The 20-city index rose 1.8 percent in July from June, with all 20 cities reporting gains for the fourth month in a row. Phoenix has seen prices rise for 22 consecutive months.
"Home prices gains are holding their 12 percent annual rate of gain established by the two composite indices in April," David M. Blitzer, chairman of the index committee at S&P Dow Jones Indices said in a statement.
The Southwest is leading the rebound. Las Vegas was the biggest gainer in the last year, with prices up 27.5 percent from a year earlier, compared to a 24.9 percent increase in June. San Francisco, Los Angeles and San Diego are up 24.8 percent, 20.8 percent and 20.4 percent respectively, but "all remain far below their peak levels," according to Case Shiller.
In July, 15 cities in the study reported smaller gains than previous months, Case Shiller reported..
"More cities are experiencing slow gains each month than the previous month, suggesting that the rate of increase may have peaked," Mr. Blitz said.
The Case Shiller numbers are a month behind the National Association of Realtors data, but tend to illustrate similar trends. The latest report from NAR for August showed sales at the highest level since 2007.
However, NAR economist Lawrence Yun warned that sales are "likely to be uneven in the months ahead from several market frictions."
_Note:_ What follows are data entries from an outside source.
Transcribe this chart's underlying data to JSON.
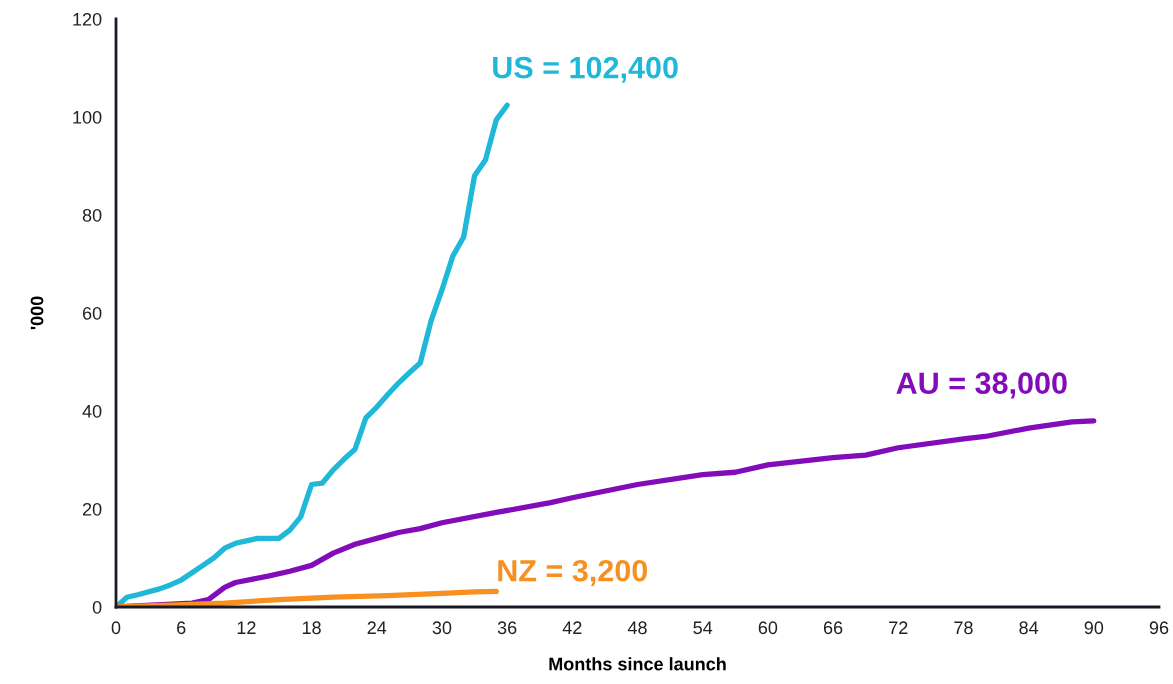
{
  "chart_data": {
    "type": "line",
    "xlabel": "Months since launch",
    "ylabel": "'000",
    "xlim": [
      0,
      96
    ],
    "xticks": [
      0,
      6,
      12,
      18,
      24,
      30,
      36,
      42,
      48,
      54,
      60,
      66,
      72,
      78,
      84,
      90,
      96
    ],
    "ylim": [
      0,
      120
    ],
    "yticks": [
      0,
      20,
      40,
      60,
      80,
      100,
      120
    ],
    "grid": false,
    "legend": false,
    "marker": "none",
    "line_style": "solid",
    "series": [
      {
        "color": "#1fb8d8",
        "x": [
          0,
          1,
          2,
          4,
          5,
          6,
          7,
          8,
          9,
          10,
          11,
          12,
          13,
          14,
          15,
          16,
          17,
          18,
          19,
          20,
          21,
          22,
          23,
          24,
          25,
          26,
          27,
          28,
          29,
          30,
          31,
          32,
          33,
          34,
          35,
          36
        ],
        "values": [
          0,
          2,
          2.5,
          3.7,
          4.5,
          5.5,
          7,
          8.5,
          10,
          12,
          13,
          13.5,
          14,
          14,
          14,
          15.7,
          18.4,
          25,
          25.3,
          28,
          30.2,
          32.2,
          38.6,
          40.8,
          43.3,
          45.7,
          47.8,
          49.8,
          58.4,
          64.7,
          71.6,
          75.5,
          88,
          91.2,
          99.4,
          102.4
        ]
      },
      {
        "color": "#820cba",
        "x": [
          0,
          7,
          8.5,
          10,
          11,
          14,
          16,
          18,
          20,
          22,
          24,
          26,
          28,
          30,
          35,
          40,
          42,
          48,
          54,
          57,
          60,
          66,
          69,
          72,
          78,
          80,
          84,
          88,
          90
        ],
        "values": [
          0,
          0.8,
          1.5,
          4,
          5,
          6.3,
          7.3,
          8.5,
          11,
          12.8,
          14,
          15.2,
          16,
          17.2,
          19.3,
          21.3,
          22.3,
          25,
          27,
          27.5,
          29,
          30.5,
          31,
          32.5,
          34.3,
          34.8,
          36.5,
          37.8,
          38
        ]
      },
      {
        "color": "#f7901e",
        "x": [
          0,
          5,
          10,
          15,
          20,
          25,
          30,
          33,
          35
        ],
        "values": [
          0,
          0.4,
          0.8,
          1.5,
          2,
          2.3,
          2.8,
          3.1,
          3.2
        ]
      }
    ],
    "annotations": [
      {
        "text": "US = 102,400",
        "x": 36,
        "y": 102.4
      },
      {
        "text": "AU = 38,000",
        "x": 90,
        "y": 38
      },
      {
        "text": "NZ = 3,200",
        "x": 35,
        "y": 3.2
      }
    ]
  }
}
Case Shiller also noted that fluctuations in mortgage interest rates will impact sales in the months ahead.
"Following the increase in mortgage rates beginning last May, applications for mortgages have dropped, suggesting that rising interest rates are affecting housing," Mr. Blitzer said. "The Fed's announcement last week that QE3 bond buying will continue for the time being may have only a limited, though favorable,impact on housing."